Membangun semangat baru? Kenapa tidak setiap hari anda membangun semangat baru? 
Bukankah setiap hari memang anda mesti bersemangat? Kemaren, hari ini dan 
besok. Itu istilah kita untuk pergantian waktu. Mengapa mesti menunggu setahun 
sekali baru semuanya diperbaharui?

Pemikiran orang di dalam cerita pendek di majalah itu, mungkin saja penulis-nya 
sendiri yang mengalami hal itu, pada masa itu saja sudah menjadi semacam 
'terobosan', ketika adat-istiadat tradisionil masih dipegang dan dijalankan 
dengan teguh dan kukuh, kuat.

Dibandingkan sekarang, yang adat-istiadatnya justru sudah kendor, malah 
nampaknya kita mulai mengadopsi adat barat(?) dengan hal-hal serba baru, 
berbagi hadiah (dulu menggunakan angpao, memberi hadiah dalam bentuk 
'mentahan', anda bisa beli apa saja hadiah yang anda suka). Jor-joran membakar 
kembang api. Padahal itu semua cuma pemborosan saja.
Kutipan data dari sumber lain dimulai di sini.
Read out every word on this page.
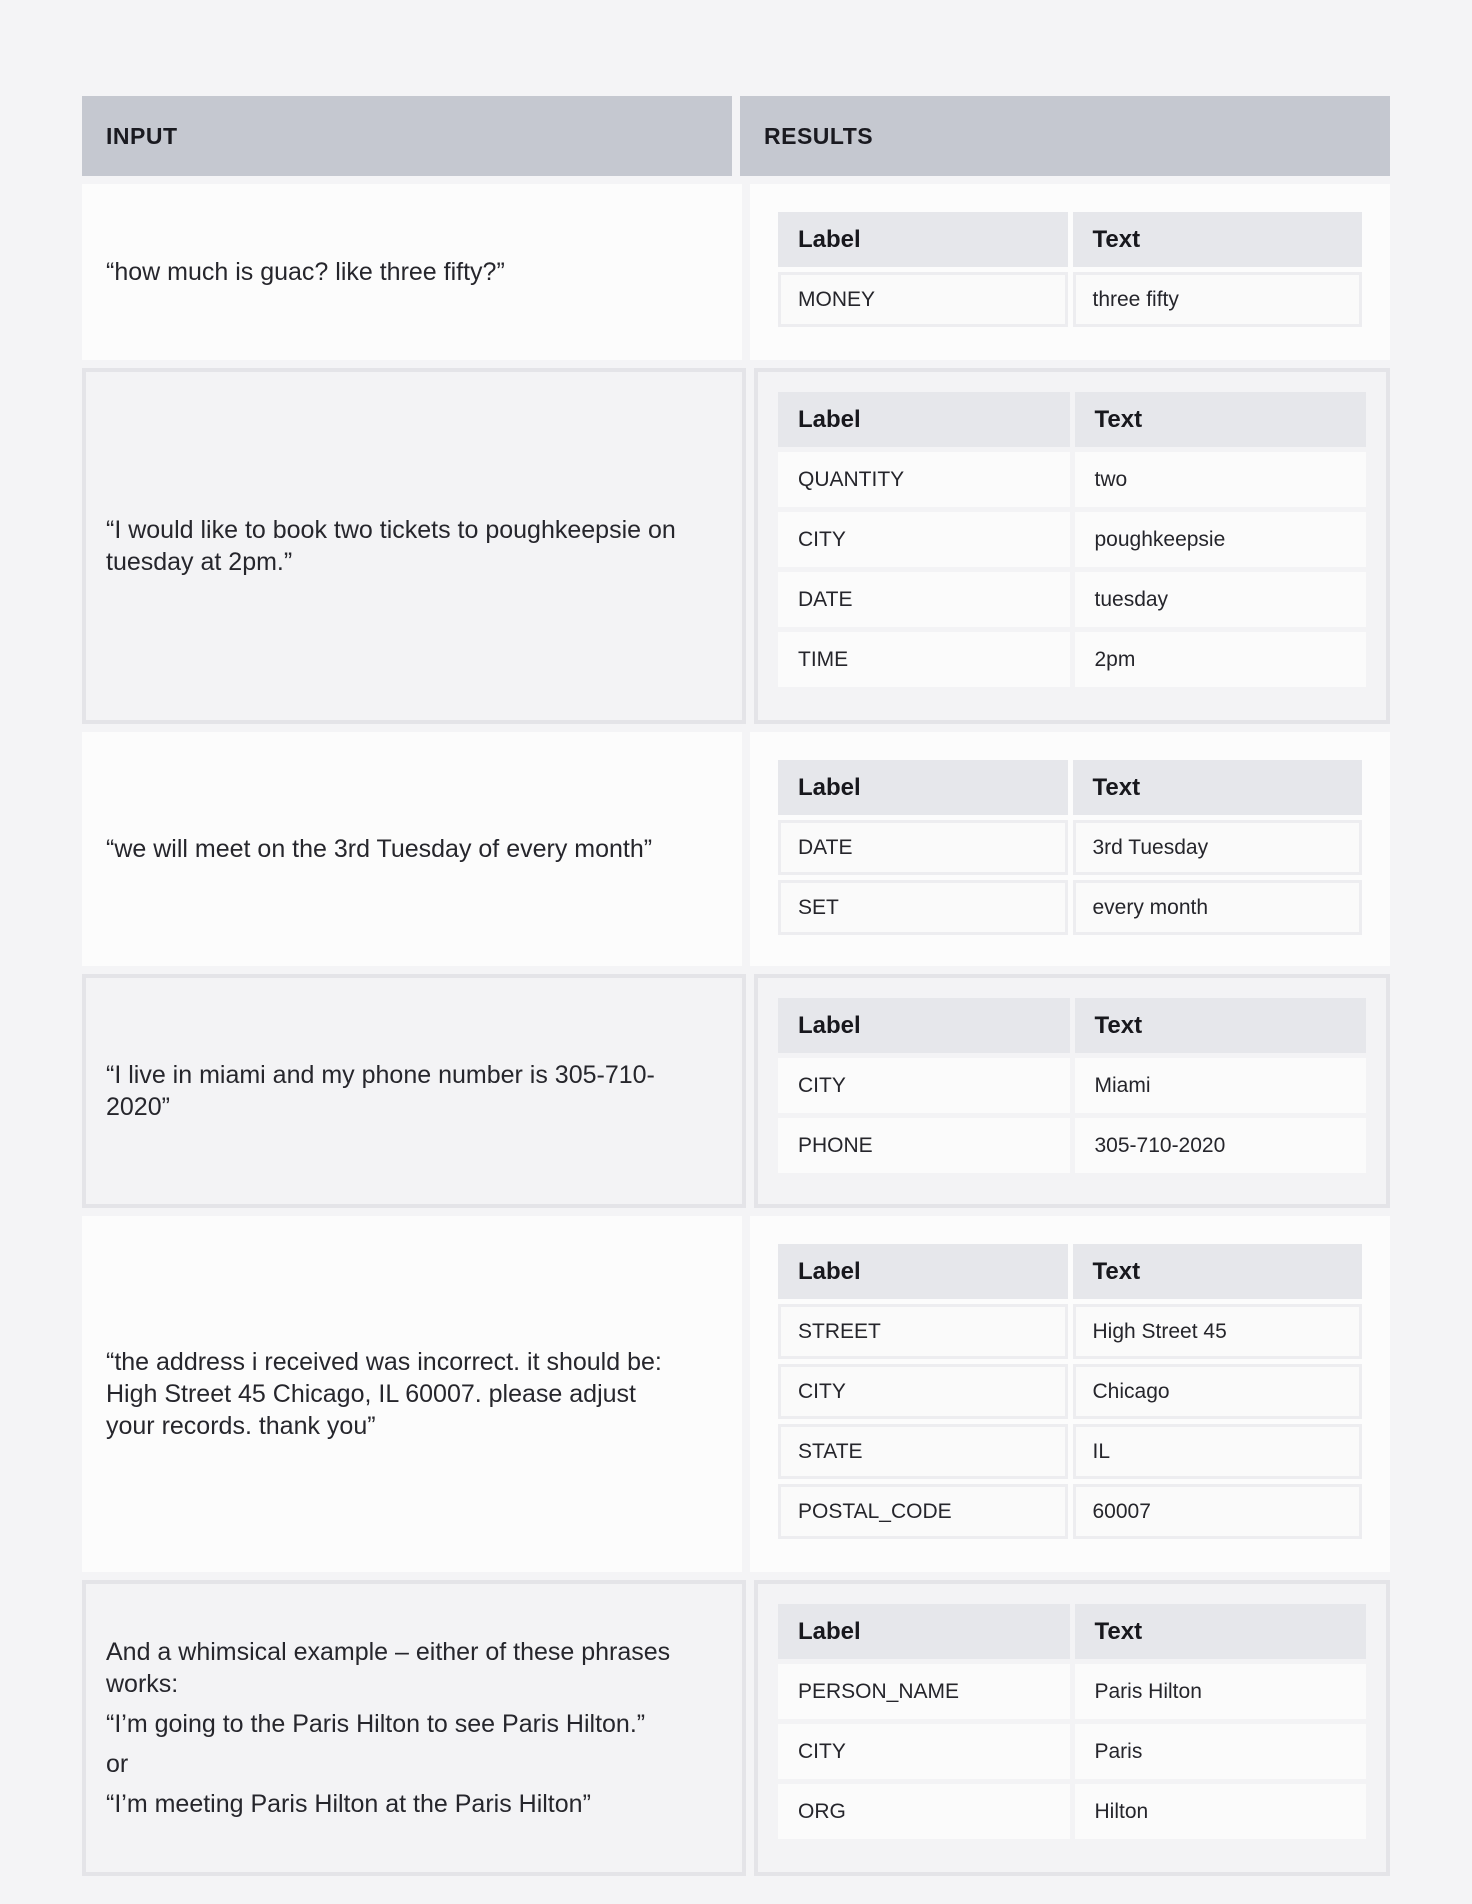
INPUT	RESULTS
“how much is guac? like three fifty?”
Label	Text
MONEY	three fifty
“I would like to book two tickets to poughkeepsie on tuesday at 2pm.”
Label	Text
QUANTITY	two
CITY	poughkeepsie
DATE	tuesday
TIME	2pm
“we will meet on the 3rd Tuesday of every month”
Label	Text
DATE	3rd Tuesday
SET	every month
“I live in miami and my phone number is 305-710-2020”
Label	Text
CITY	Miami
PHONE	305-710-2020
“the address i received was incorrect. it should be: High Street 45 Chicago, IL 60007. please adjust your records. thank you”
Label	Text
STREET	High Street 45
CITY	Chicago
STATE	IL
POSTAL_CODE	60007
And a whimsical example – either of these phrases works:
“I’m going to the Paris Hilton to see Paris Hilton.”
or
“I’m meeting Paris Hilton at the Paris Hilton”
Label	Text
PERSON_NAME	Paris Hilton
CITY	Paris
ORG	Hilton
Kalau anda memang perlu sepatu baru, baju baru, ingin makan kue-kue, masakan 
enak yang mewah, bukankah semuanya sekarang sudah tersedia di mana-mana? Anda 
bisa pesan apa saja melalui kompi anda dari rumah. Bayarnya juga cukup gesek 
kartu plastik saja. Mau Visa Card, Master Card atau BCA Card?

Anytime, anywhere, anything.... kapan saja, di mana saja, apa saja bisa anda 
beli dan dapatkan. Mengapa mesti sengaja memboroskan diri pas tahun baru?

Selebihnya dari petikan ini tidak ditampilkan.